Yesterday, like I do every day, I wrapped up my workday, closed my Chrome tabs and, without pausing, hit the Windows button on my keyboard. In the search bar, I typed “Over-” and hit enter. My eyes found the big, blue “Play” button on the game launcher. Overwatch’s familiar orchestral music swelled and, in an oblivious four clicks, I was queued up for a game. I won that game, and the next, and it felt good, like it always does, to win.
It was eerily easy not to consider my own actions in the context of the week’s Blizzard news. We often load up our go-to games impulsively, without consideration for what it may mean in a greater ethical context. Right now, it’s something we could stand to wrestle with more mindfully.

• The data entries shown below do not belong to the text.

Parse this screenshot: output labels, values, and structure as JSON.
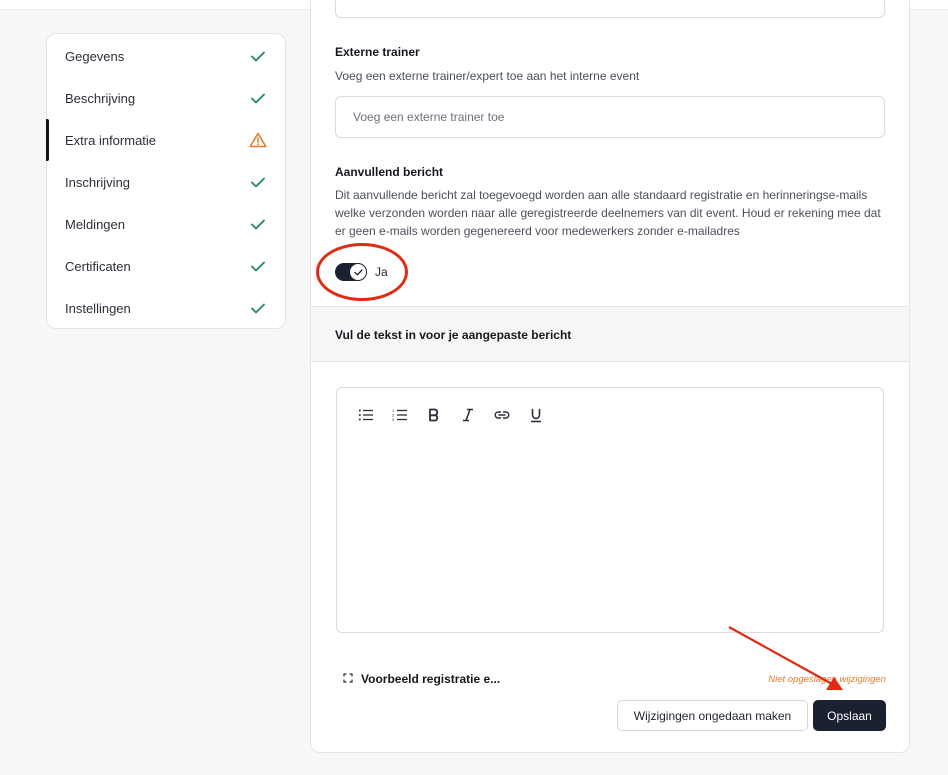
{
  "sidebar": {
    "items": [
      {
        "label": "Gegevens",
        "status": "check-icon"
      },
      {
        "label": "Beschrijving",
        "status": "check-icon"
      },
      {
        "label": "Extra informatie",
        "status": "warning-icon",
        "active": true
      },
      {
        "label": "Inschrijving",
        "status": "check-icon"
      },
      {
        "label": "Meldingen",
        "status": "check-icon"
      },
      {
        "label": "Certificaten",
        "status": "check-icon"
      },
      {
        "label": "Instellingen",
        "status": "check-icon"
      }
    ]
  },
  "external_trainer": {
    "label": "Externe trainer",
    "description": "Voeg een externe trainer/expert toe aan het interne event",
    "placeholder": "Voeg een externe trainer toe",
    "value": ""
  },
  "additional_message": {
    "label": "Aanvullend bericht",
    "description": "Dit aanvullende bericht zal toegevoegd worden aan alle standaard registratie en herinneringse-mails welke verzonden worden naar alle geregistreerde deelnemers van dit event. Houd er rekening mee dat er geen e-mails worden gegenereerd voor medewerkers zonder e-mailadres",
    "toggle_label": "Ja",
    "toggle_on": true
  },
  "custom_message_section": {
    "title": "Vul de tekst in voor je aangepaste bericht"
  },
  "editor": {
    "toolbar": [
      "bullet-list-icon",
      "numbered-list-icon",
      "bold-icon",
      "italic-icon",
      "link-icon",
      "underline-icon"
    ],
    "content": ""
  },
  "footer": {
    "preview_label": "Voorbeeld registratie e...",
    "unsaved_text": "Niet opgeslagen wijzigingen",
    "undo_label": "Wijzigingen ongedaan maken",
    "save_label": "Opslaan"
  },
  "colors": {
    "check": "#1f8a5e",
    "warning": "#e8792a",
    "primary": "#1b2130",
    "annotation": "#e02b12"
  }
}
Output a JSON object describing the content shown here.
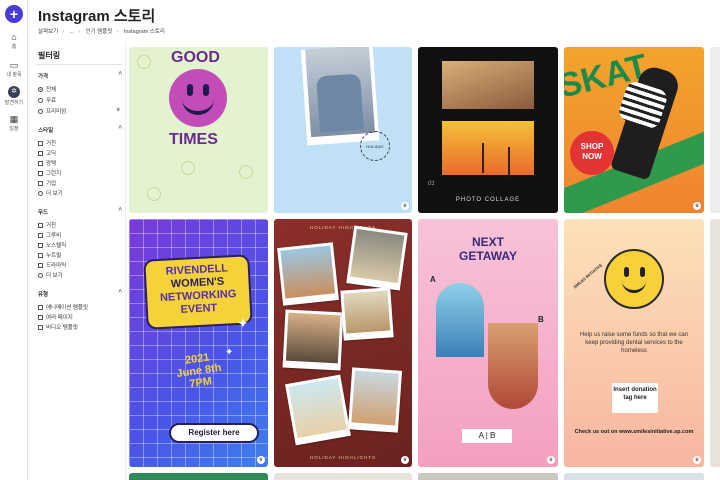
{
  "rail": {
    "items": [
      {
        "icon": "home-icon",
        "glyph": "⌂",
        "label": "홈"
      },
      {
        "icon": "folder-icon",
        "glyph": "▭",
        "label": "내 항목"
      },
      {
        "icon": "compass-icon",
        "glyph": "✲",
        "label": "발견하기"
      },
      {
        "icon": "calendar-icon",
        "glyph": "▦",
        "label": "일정"
      }
    ],
    "active_index": 2,
    "create_glyph": "+"
  },
  "header": {
    "title": "Instagram 스토리",
    "breadcrumb": [
      "살펴보기",
      "...",
      "인기 템플릿",
      "Instagram 스토리"
    ]
  },
  "filters": {
    "title": "필터링",
    "sections": {
      "price": {
        "label": "가격",
        "options": [
          "전체",
          "무료",
          "프리미엄"
        ],
        "selected": "전체"
      },
      "style": {
        "label": "스타일",
        "options": [
          "거친",
          "고딕",
          "광택",
          "그런지",
          "기업",
          "더 보기"
        ]
      },
      "mood": {
        "label": "무드",
        "options": [
          "거친",
          "그루비",
          "노스탤직",
          "누트럴",
          "드라마틱",
          "더 보기"
        ]
      },
      "type": {
        "label": "유형",
        "options": [
          "애니메이션 템플릿",
          "여러 페이지",
          "비디오 템플릿"
        ]
      }
    }
  },
  "templates": {
    "t1": {
      "words": [
        "GOOD",
        "TIMES"
      ]
    },
    "t2": {
      "stamp": "HOLIDAY"
    },
    "t3": {
      "caption": "PHOTO COLLAGE",
      "tag": "01"
    },
    "t4": {
      "headline": "SKAT",
      "badge": [
        "SHOP",
        "NOW"
      ]
    },
    "t5": {
      "lines": [
        "RIVENDELL",
        "WOMEN'S",
        "NETWORKING",
        "EVENT"
      ],
      "date": [
        "2021",
        "June 8th",
        "7PM"
      ],
      "button": "Register here"
    },
    "t6": {
      "header": "HOLIDAY HIGHLIGHTS",
      "footer": "HOLIDAY HIGHLIGHTS"
    },
    "t7": {
      "title": [
        "NEXT",
        "GETAWAY"
      ],
      "label_a": "A",
      "label_b": "B",
      "choice": "A | B"
    },
    "t8": {
      "ring": "SMILES INITIATIVE",
      "body": "Help us raise some funds so that we can keep providing dental services to the homeless",
      "insert": "Insert donation tag here",
      "check": "Check us out on www.smilesinitiative.sp.com"
    }
  },
  "colors": {
    "accent": "#4a3bd8",
    "rail_active": "#3b3e56"
  }
}
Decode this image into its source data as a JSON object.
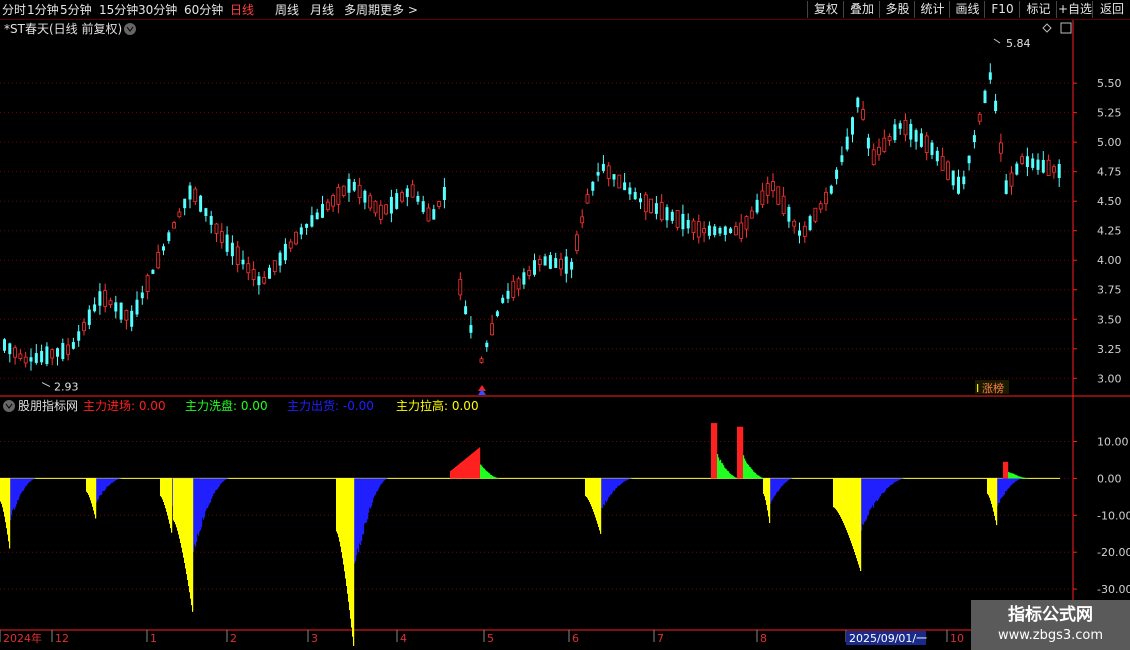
{
  "toolbar": {
    "periods": [
      "分时",
      "1分钟",
      "5分钟",
      "15分钟",
      "30分钟",
      "60分钟",
      "日线",
      "周线",
      "月线",
      "多周期",
      "更多 >"
    ],
    "active_period": "日线",
    "actions": [
      "复权",
      "叠加",
      "多股",
      "统计",
      "画线",
      "F10",
      "标记",
      "+自选",
      "返回"
    ]
  },
  "main_chart": {
    "title": "*ST春天(日线 前复权)",
    "y_ticks": [
      "5.50",
      "5.25",
      "5.00",
      "4.75",
      "4.50",
      "4.25",
      "4.00",
      "3.75",
      "3.50",
      "3.25",
      "3.00"
    ],
    "high_label": "5.84",
    "low_label": "2.93",
    "tag": "涨榜",
    "tag_prefix": "I"
  },
  "indicator": {
    "name": "股朋指标网",
    "legend": [
      {
        "label": "主力进场:",
        "value": "0.00",
        "color": "#ff2020"
      },
      {
        "label": "主力洗盘:",
        "value": "0.00",
        "color": "#20ff20"
      },
      {
        "label": "主力出货:",
        "value": "-0.00",
        "color": "#2020ff"
      },
      {
        "label": "主力拉高:",
        "value": "0.00",
        "color": "#ffff00"
      }
    ],
    "y_ticks": [
      "10.00",
      "0.00",
      "-10.00",
      "-20.00",
      "-30.00"
    ]
  },
  "time_axis": {
    "labels": [
      "2024年",
      "12",
      "1",
      "2",
      "3",
      "4",
      "5",
      "6",
      "7",
      "8",
      "2025/09/01/一",
      "10"
    ]
  },
  "watermark": {
    "title": "指标公式网",
    "url": "www.zbgs3.com"
  },
  "colors": {
    "up": "#ff3232",
    "down": "#54ffff",
    "grid": "#7a0000",
    "axis": "#ff2020"
  },
  "chart_data": {
    "type": "candlestick",
    "ylim": [
      2.85,
      5.95
    ],
    "indicator_ylim": [
      -40,
      18
    ],
    "series": [
      {
        "name": "主力进场",
        "color": "#ff2020"
      },
      {
        "name": "主力洗盘",
        "color": "#20ff20"
      },
      {
        "name": "主力出货",
        "color": "#2020ff"
      },
      {
        "name": "主力拉高",
        "color": "#ffff00"
      }
    ]
  }
}
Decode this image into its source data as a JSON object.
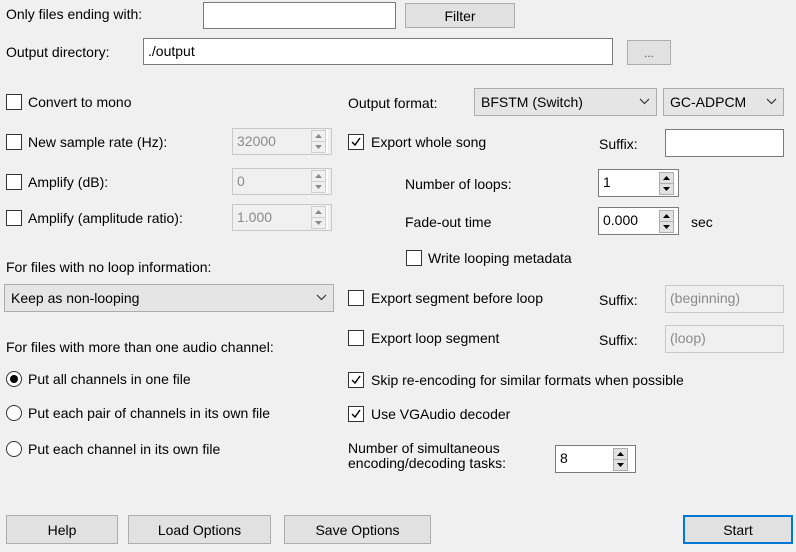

My play session was on the tail end of a news cycle criticizing Overwatch’s publisher, Blizzard, for their excessive punishment of Hearthstone pro Chung “Blitzchung” Ng Wai for saying “Liberate Hong Kong. Revolution of our age!” on stream. Blizzard said Chung, who had just won his Grandmasters game, violated the Official Competition Rules v1.4 P.12, Section 6.1 (0) by “engaging in any act that, in Blizzard’s sole discretion, brings you into public disrepute, offends a portion or group of the public, or otherwise damages Blizzard.” Chung received no prize money and a one-year suspension while the competition’s casters were fired. Outrage ensued, and I was not an unbiased bystander to it.
Someone covered up the “Every Voice Matters” and “Think Globally” phrases in a Blizzard headquarters statue expressing the company’s values. College Hearthstone players expressed their solidarity with a “Free Hong Kong, Boycott Blizzard” sign. The Hearthstone subreddit closed, overwhelmed by the explosion of criticism. Hearthstone casters have quit—famous ones, too. Dozens on social media said they were cancelling their Blizzard accounts or World of Warcraft subscriptions. All of this so consumers—fans, even—can show Blizzard that they will not support a company that thwarts people’s livelihoods and snatches away financial resources when they make statements about human rights they deem inappropriate.
I cannot, as a journalist who covers Overwatch and WoW Classic, entirely cut myself off from what I write about. But what deeply unsettled me was how easy it was to go from fury and rage over Blizzard’s decision to impulsively queueing myself up for a couple rounds of Overwatch to de-stress after work. We are creatures of pattern, and once my responsibilities are complete, an aura of droneishness overcomes me as I fall into my favorite pattern: a glass of bourbon on ice and an hour of Overwatch.
Games are designed this way. Seamless. Music engineered to transition you into the gaming mindspace. Fewer clicks before jumping into a game. No downtime during the gameplay loops. Fewer barriers before queueing up for another one. This immersive world with its own, separate set of values and stakes is designed to feel isolated from life. Overwatch presents a utopian, multicultural world, which, as game director Jeff Kaplan once told Kotaku, is meant to suggest that “it’s time to move on from some of these visions that we keep reinforcing rather than imagining something being a little different.”
An online game is simultaneously an escapist paradise and a big-money commodity. They’re both player-built digital communities and the products of publicly-traded companies like Blizzard-Activision, which above all function in the service of financial objectives.
They can be all these things at once, but it’s time I, and others, stop thinking of them as separate. Overwatch is not separate from Blizzard and the controversy its actions deserve. The place where it lives in my mind is. I need to do the mental work of folding my impulses around playing Overwatch into my deep, deep anger about how they behaved toward Chung and the Hearthstone casters. Once others do the same, we might find that we have more power over our impulses than we thought.